Rupert Pupkin Speaks: Favorite Film Discoveries of 2012 - Spenser Hoyt ""

Friday, February 15, 2013

Favorite Film Discoveries of 2012 - Spenser Hoyt

Spenser Hoyt works at world famous Scarecrow Video where thousands of movies live. Thanks to co-workers, customers, oversized VHS boxes and blogs like Rupert Pupkin speaks he has a never ending list of movies to see. What a lucky fellow.

The Cassandra Crossing (1976)
It was a fun summer of international disaster movies with enjoyably absurd films like The Bees (thanks Mexico) and City on Fire (thanks Canada) but it was this British/Italian co-production that stood out. It’s got your typical all-star cast, a truly horrible song (thanks Ann Turkel…I guess) and an overstuffed plot centered around a plague-ridden train traveling from Geneva to Stockholm.

They Came To Rob Las Vegas (1968)
Speaking of international co-productions we have this above-average caper about the theft of an armored car while in route between Las Vegas and Los Angeles. While many of the film’s gadgets and gimmicks haven’t aged well the schemes, twists and cast are quite fun.

Flooding With Love For The Kid (2010)
Not only is this an ambitious one-man production it is also a one-apartment show. That doesn’t stop Zachary Oberzan from making this obsessive, inventive and highly entertaining adaptation of the novel First Blood.

The Marathon Family (1982)
Made back when Yugoslavia was still one county this film tells an allegorical story about a family of morticians. It shares a lot of its style and tone with the better-known works of Emir Kusturica. The video tape I watched looked terrible and I hope that someday The Marathon Family gets a decent DVD release.
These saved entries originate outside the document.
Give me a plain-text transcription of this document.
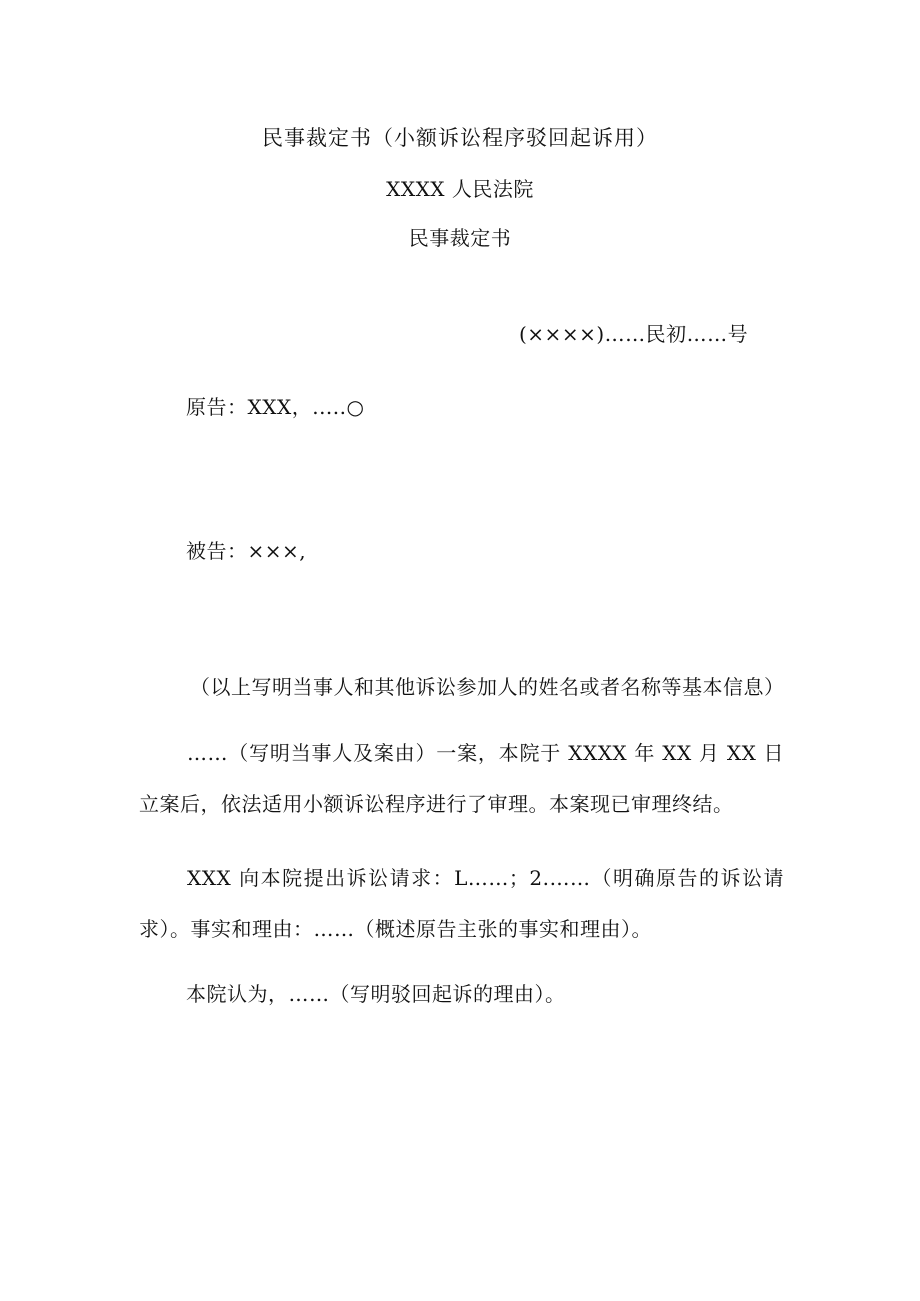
民事裁定书（小额诉讼程序驳回起诉用）

XXXX 人民法院

民事裁定书

(××××)……民初……号

原告：XXX，.....○

被告：×××,

（以上写明当事人和其他诉讼参加人的姓名或者名称等基本信息）

……（写明当事人及案由）一案，本院于 XXXX 年 XX 月 XX 日立案后，依法适用小额诉讼程序进行了审理。本案现已审理终结。

XXX 向本院提出诉讼请求：L……；2.……（明确原告的诉讼请求）。事实和理由：……（概述原告主张的事实和理由）。

本院认为，……（写明驳回起诉的理由）。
Heroes Shed No Tears (1986)/Eastern Condors (1987)
These two Hong Kong films feature similar plots of commandos going behind the lines in Vietnam and are directed by auteurs John Woo and Sammo Hung respectively. As you could probably guess Woo’s is grittier and Hung’s is kickier. Both are classics that I can’t believe I put off until 2012.

Happiness (1934)
Oddball silent Russian wackiness. It’s an anti-Bolshevik slapstick comedy based on Russian folklore but you don’t need to be a historian to enjoy this hilarious surreal masterpiece. An obvious inspiration for filmmakers like Terry Gilliam and Jan Svankmajer.

Show People (1928)
The reputations of William Haines and Marion Davies overshadow their cinematic achievements, which is a damned shame. King Vidor’s cameo packed showbiz satire showcases the two at their best. This silent classic is a winning combination of slapstick, romance and parody.

All Over Town (1937)
While All Over Town isn’t Olsen and Johnson’s best film (that would be the magnificent Hellzapoppin’) this is still a funny and brisk comedy about a goofy comedy team (with a seal) who try to “put on a show” at a cursed theater. Olsen and Johnson remind me of a combination of The Marx Brothers and Abbott & Costello and only made a handful of films. All Over Town features James Finlayson, one of my favorite comedic second bananas, in a small role. He doesn’t get to do much but he does exclaim “D’oh!”
Can be seen on YouTube Here:

Runner Ups (picked by others so you can read about them elsewhere)
Union Station(1950)
Snake Eater Trilogy

1 comment:

SteveQ said...

I'd forgotten "Happiness." I saw it in a collection of experimental films by Chris Marker and was thoroughly confused for a bit, until I realized it was not Marker faking a silent Russian film. I should see it again.